Es la segunda vez que Solange, de sólo un año y seis meses, sigue la medicación. Como la mayoría, Margarita colgaba a su pequeña, envuelta en un aguayo, de un árbol, mientras ella cosechaba coca en Coroiquillo.
«El bebé duerme tapado, pero al despertarse se destapa y ahí es cuando es más vulnerable a los mosquitos», explica la enfermera Georgina Apaza, de Gestión y Calidad en Salud que con ayuda de la Agencia de Estados Unidos para el Desarrollo Internacional (Usaid) previene, trata y entrega medicamentos y mosquiteros a través de la Alcaldía, a quienes padecen este mal.
Al igual que Margarita, que vino del altiplano paceño, los migrantes son más frágiles a la espundia. «Los que vienen del altiplano para la cosecha (de coca) entran temporalmente al monte y son picados por los mosquitos», dice el director del hospital de La Asunta, Miguel Quispe Gómez.

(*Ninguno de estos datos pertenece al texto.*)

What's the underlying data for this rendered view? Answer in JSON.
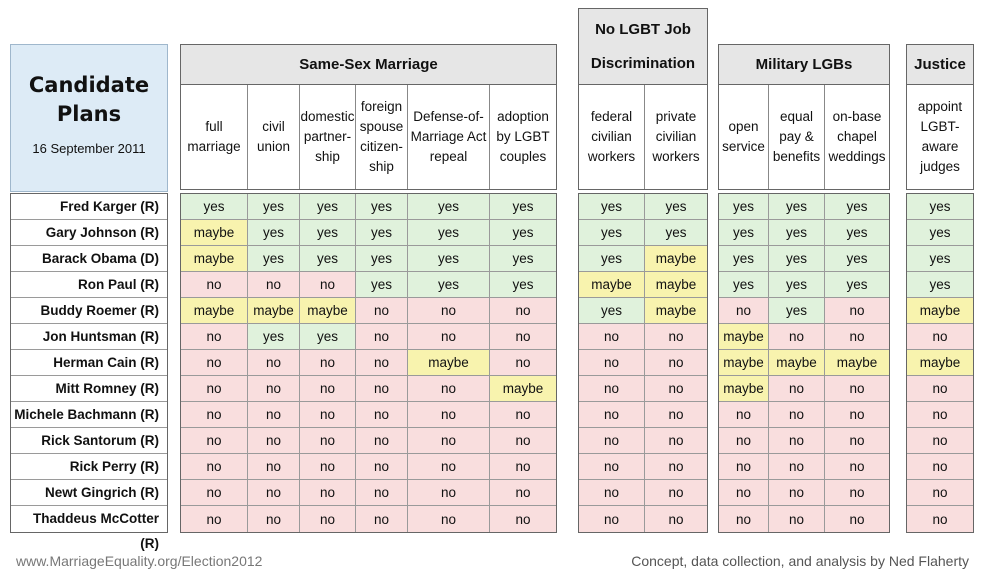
{
  "title": {
    "line1": "Candidate",
    "line2": "Plans",
    "date": "16 September 2011"
  },
  "groups": [
    {
      "name": "Same-Sex Marriage",
      "cols": 6
    },
    {
      "name": "No LGBT Job Discrimination",
      "cols": 2
    },
    {
      "name": "Military LGBs",
      "cols": 3
    },
    {
      "name": "Justice",
      "cols": 1
    }
  ],
  "columns": [
    "full marriage",
    "civil union",
    "domestic partner-ship",
    "foreign spouse citizen-ship",
    "Defense-of-Marriage Act repeal",
    "adoption by LGBT couples",
    "federal civilian workers",
    "private civilian workers",
    "open service",
    "equal pay & benefits",
    "on-base chapel weddings",
    "appoint LGBT-aware judges"
  ],
  "candidates": [
    {
      "name": "Fred Karger (R)",
      "values": [
        "yes",
        "yes",
        "yes",
        "yes",
        "yes",
        "yes",
        "yes",
        "yes",
        "yes",
        "yes",
        "yes",
        "yes"
      ]
    },
    {
      "name": "Gary Johnson (R)",
      "values": [
        "maybe",
        "yes",
        "yes",
        "yes",
        "yes",
        "yes",
        "yes",
        "yes",
        "yes",
        "yes",
        "yes",
        "yes"
      ]
    },
    {
      "name": "Barack Obama (D)",
      "values": [
        "maybe",
        "yes",
        "yes",
        "yes",
        "yes",
        "yes",
        "yes",
        "maybe",
        "yes",
        "yes",
        "yes",
        "yes"
      ]
    },
    {
      "name": "Ron Paul (R)",
      "values": [
        "no",
        "no",
        "no",
        "yes",
        "yes",
        "yes",
        "maybe",
        "maybe",
        "yes",
        "yes",
        "yes",
        "yes"
      ]
    },
    {
      "name": "Buddy Roemer (R)",
      "values": [
        "maybe",
        "maybe",
        "maybe",
        "no",
        "no",
        "no",
        "yes",
        "maybe",
        "no",
        "yes",
        "no",
        "maybe"
      ]
    },
    {
      "name": "Jon Huntsman (R)",
      "values": [
        "no",
        "yes",
        "yes",
        "no",
        "no",
        "no",
        "no",
        "no",
        "maybe",
        "no",
        "no",
        "no"
      ]
    },
    {
      "name": "Herman Cain (R)",
      "values": [
        "no",
        "no",
        "no",
        "no",
        "maybe",
        "no",
        "no",
        "no",
        "maybe",
        "maybe",
        "maybe",
        "maybe"
      ]
    },
    {
      "name": "Mitt Romney (R)",
      "values": [
        "no",
        "no",
        "no",
        "no",
        "no",
        "maybe",
        "no",
        "no",
        "maybe",
        "no",
        "no",
        "no"
      ]
    },
    {
      "name": "Michele Bachmann (R)",
      "values": [
        "no",
        "no",
        "no",
        "no",
        "no",
        "no",
        "no",
        "no",
        "no",
        "no",
        "no",
        "no"
      ]
    },
    {
      "name": "Rick Santorum (R)",
      "values": [
        "no",
        "no",
        "no",
        "no",
        "no",
        "no",
        "no",
        "no",
        "no",
        "no",
        "no",
        "no"
      ]
    },
    {
      "name": "Rick Perry (R)",
      "values": [
        "no",
        "no",
        "no",
        "no",
        "no",
        "no",
        "no",
        "no",
        "no",
        "no",
        "no",
        "no"
      ]
    },
    {
      "name": "Newt Gingrich (R)",
      "values": [
        "no",
        "no",
        "no",
        "no",
        "no",
        "no",
        "no",
        "no",
        "no",
        "no",
        "no",
        "no"
      ]
    },
    {
      "name": "Thaddeus McCotter (R)",
      "values": [
        "no",
        "no",
        "no",
        "no",
        "no",
        "no",
        "no",
        "no",
        "no",
        "no",
        "no",
        "no"
      ]
    }
  ],
  "colors": {
    "yes": "#e0f2dc",
    "no": "#f9dede",
    "maybe": "#f8f3ae",
    "title_bg": "#ddebf6",
    "group_bg": "#e6e6e6"
  },
  "footer": {
    "left": "www.MarriageEquality.org/Election2012",
    "right": "Concept, data collection, and analysis by Ned Flaherty"
  },
  "chart_data": {
    "type": "table",
    "title": "Candidate Plans",
    "subtitle": "16 September 2011"
  }
}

El concejal de La Asunta, Ceferino Aruquipa, calcula que «al menos un 10 por ciento de toda la población tiene este mal. Unas 3.500 personas o algo más y eso es harto», dice la autoridad.

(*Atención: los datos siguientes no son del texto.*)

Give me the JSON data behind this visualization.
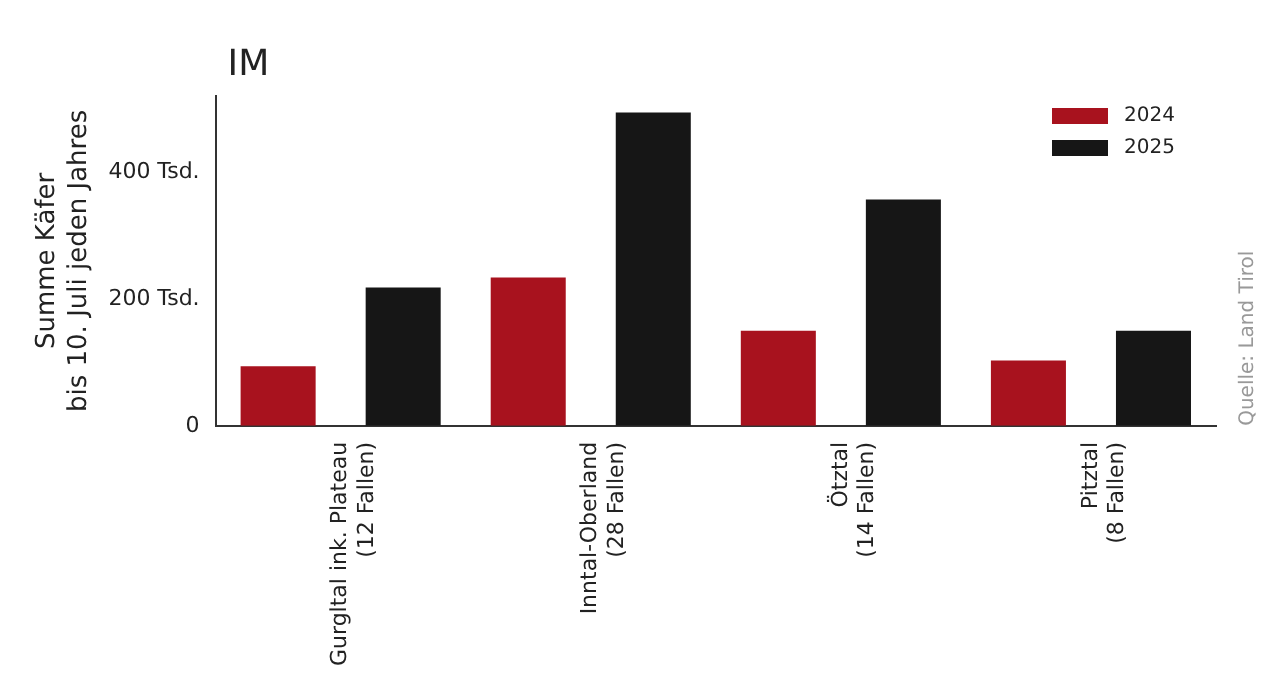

La médico Jéssica Quispe Mayer, del hospital de este municipio y que administró este programa, precisa que antes «teníamos de tres a cuatro infectados por mil, pero ahora subieron a nueve».
Quispe Gómez sostiene que las cifras se dispararon. «El 2007 tratamos de 30 a 40 pacientes, el 2010 a 249 y al momento (mayo de 2011) tenemos 136 pacientes que son tratados».

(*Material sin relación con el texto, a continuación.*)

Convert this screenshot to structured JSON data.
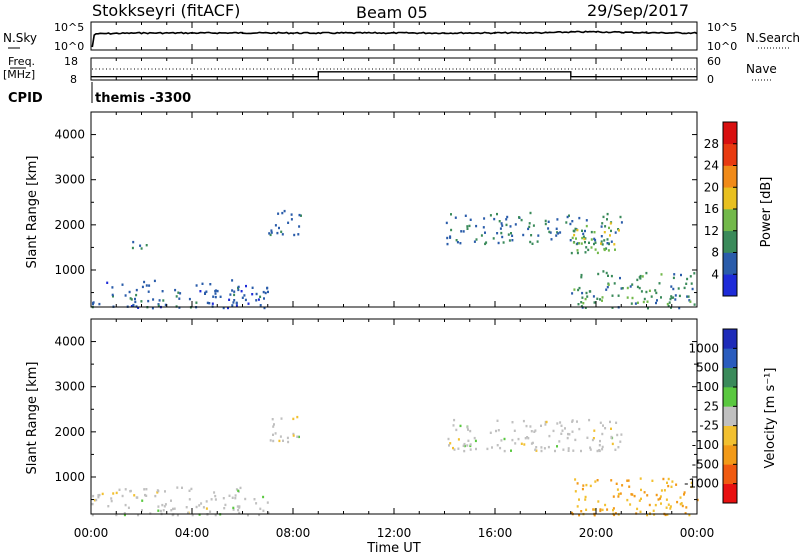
{
  "header": {
    "station": "Stokkseyri (fitACF)",
    "beam": "Beam 05",
    "date": "29/Sep/2017"
  },
  "noise_panel": {
    "left_label": "N.Sky",
    "right_label": "N.Search",
    "left_ticks": [
      "10^5",
      "10^0"
    ],
    "right_ticks": [
      "10^5",
      "10^0"
    ]
  },
  "freq_panel": {
    "left_label_1": "Freq.",
    "left_label_2": "[MHz]",
    "right_label": "Nave",
    "left_ticks": [
      "18",
      "8"
    ],
    "right_ticks": [
      "60",
      "0"
    ]
  },
  "cpid": {
    "label": "CPID",
    "value": "themis -3300"
  },
  "time_axis": {
    "label": "Time UT",
    "ticks": [
      "00:00",
      "04:00",
      "08:00",
      "12:00",
      "16:00",
      "20:00",
      "00:00"
    ]
  },
  "power_panel": {
    "ylabel": "Slant Range [km]",
    "yticks": [
      "1000",
      "2000",
      "3000",
      "4000"
    ],
    "colorbar_label": "Power [dB]",
    "colorbar_ticks": [
      "4",
      "8",
      "12",
      "16",
      "20",
      "24",
      "28"
    ],
    "colors": [
      "#1e2bd8",
      "#2a5caa",
      "#3a8a5a",
      "#72b84a",
      "#e8c020",
      "#f08a18",
      "#e83a10",
      "#d80f0f"
    ]
  },
  "velocity_panel": {
    "ylabel": "Slant Range [km]",
    "yticks": [
      "1000",
      "2000",
      "3000",
      "4000"
    ],
    "colorbar_label": "Velocity [m s⁻¹]",
    "colorbar_ticks": [
      "-1000",
      "-500",
      "-100",
      "-25",
      "25",
      "100",
      "500",
      "1000"
    ],
    "colors": [
      "#e81010",
      "#f05a10",
      "#f29a18",
      "#f2c030",
      "#c0c0c0",
      "#5ac840",
      "#3a8a5a",
      "#2a5cbd",
      "#1e2bb8"
    ]
  },
  "chart_data": [
    {
      "type": "line",
      "title": "Stokkseyri (fitACF) Beam 05 29/Sep/2017",
      "xlabel": "Time UT",
      "x_ticks": [
        "00:00",
        "04:00",
        "08:00",
        "12:00",
        "16:00",
        "20:00",
        "00:00"
      ],
      "ylabel": "N.Sky / N.Search",
      "series": [
        {
          "name": "N.Sky",
          "x_hours": [
            0.05,
            0.2,
            2,
            4,
            6,
            8,
            10,
            12,
            14,
            16,
            18,
            19,
            20,
            21,
            22,
            23,
            24
          ],
          "values": [
            1,
            1000,
            1500,
            1500,
            1600,
            1500,
            1500,
            1550,
            1500,
            1600,
            1700,
            2500,
            2800,
            2200,
            1800,
            1600,
            1500
          ]
        }
      ]
    },
    {
      "type": "line",
      "xlabel": "Time UT",
      "ylabel": "Freq. [MHz]",
      "ylim": [
        8,
        18
      ],
      "series": [
        {
          "name": "Freq.",
          "x_hours": [
            0,
            9,
            9,
            19,
            19,
            24
          ],
          "values": [
            9.2,
            9.2,
            11.8,
            11.8,
            9.2,
            9.2
          ]
        }
      ]
    },
    {
      "type": "heatmap",
      "xlabel": "Time UT",
      "ylabel": "Slant Range [km]",
      "ylim": [
        180,
        4500
      ],
      "colorbar": "Power [dB]",
      "clim": [
        0,
        30
      ],
      "features": [
        {
          "x_hours": [
            0,
            7
          ],
          "range_km": [
            180,
            800
          ],
          "value": 6
        },
        {
          "x_hours": [
            1.5,
            2.5
          ],
          "range_km": [
            1500,
            1700
          ],
          "value": 8
        },
        {
          "x_hours": [
            7,
            8.3
          ],
          "range_km": [
            1800,
            2400
          ],
          "value": 7
        },
        {
          "x_hours": [
            14,
            21
          ],
          "range_km": [
            1600,
            2300
          ],
          "value": 8
        },
        {
          "x_hours": [
            19,
            21
          ],
          "range_km": [
            1400,
            2100
          ],
          "value": 14
        },
        {
          "x_hours": [
            19,
            24
          ],
          "range_km": [
            180,
            1000
          ],
          "value": 10
        }
      ]
    },
    {
      "type": "heatmap",
      "xlabel": "Time UT",
      "ylabel": "Slant Range [km]",
      "ylim": [
        180,
        4500
      ],
      "colorbar": "Velocity [m s-1]",
      "clim": [
        -1000,
        1000
      ],
      "features": [
        {
          "x_hours": [
            0,
            7
          ],
          "range_km": [
            180,
            800
          ],
          "value": 0
        },
        {
          "x_hours": [
            7,
            8.3
          ],
          "range_km": [
            1800,
            2400
          ],
          "value": 0
        },
        {
          "x_hours": [
            14,
            21
          ],
          "range_km": [
            1600,
            2300
          ],
          "value": 0
        },
        {
          "x_hours": [
            19,
            24
          ],
          "range_km": [
            180,
            1000
          ],
          "value": -100
        }
      ]
    }
  ]
}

Gestión y Calidad en Salud entra en esta etapa con campañas de prevención, tratamiento y la entrega de medicamentos. «Hacemos una categorización, de tal manera que al final los medicamentos llegan a un costo reducido para los enfermos y hay casos en que se entregan gratuitamente», explica Quispe Mayer.
Una ampolla cuesta Bs 28 y cada enfermo necesita al menos 60 ampollas. Cuando la persona adquiere la leishmaniasis cutánea debe internarse 20 días y si es del tipo mucosa, que afecta a la nariz corriendo incluso el riesgo de perderla, 30 días. El programa facilita los fármacos.
La internación es vital. «Ahora un 90 por ciento de la capacidad del hospital atiende casos de leishmaniasis», precisa el director y ruega que no haya accidentes carreteros, porque estaría obligado a instalar nuevas camas en desmedro de quienes tienen espundia
Hay pobladores que caminan dos horas para seguir el tratamiento y otros, como Margarita, llegaron a comprar remedios caseros, en Bs 1.500, sin ningún resultado. Ante ese panorama, el director del hospital teme que el parásito del mosquito se haga cada vez más resistente al glucantime, el antibiótico que combate la espundia porque no hay vacuna.
LOS DATOS SOBRE LA ESPUNDIA
La leishmaniasis, lepra blanca, espundia o lepra del Tercer Mundo, se transmite por la picadura de las hembras del mosquito Phlebotomus (k’echichi).
El insecto de tres milímetros de tamaño es nocturno y vive a orillas del río, y en el monte.
El mal se manifiesta como úlceras que no duelen y no cicatrizan. Hay tres clases: cutánea (ataca la piel); mucosa (cartílagos y nariz) y visceral (que es letal), ésta no existe en Bolivia.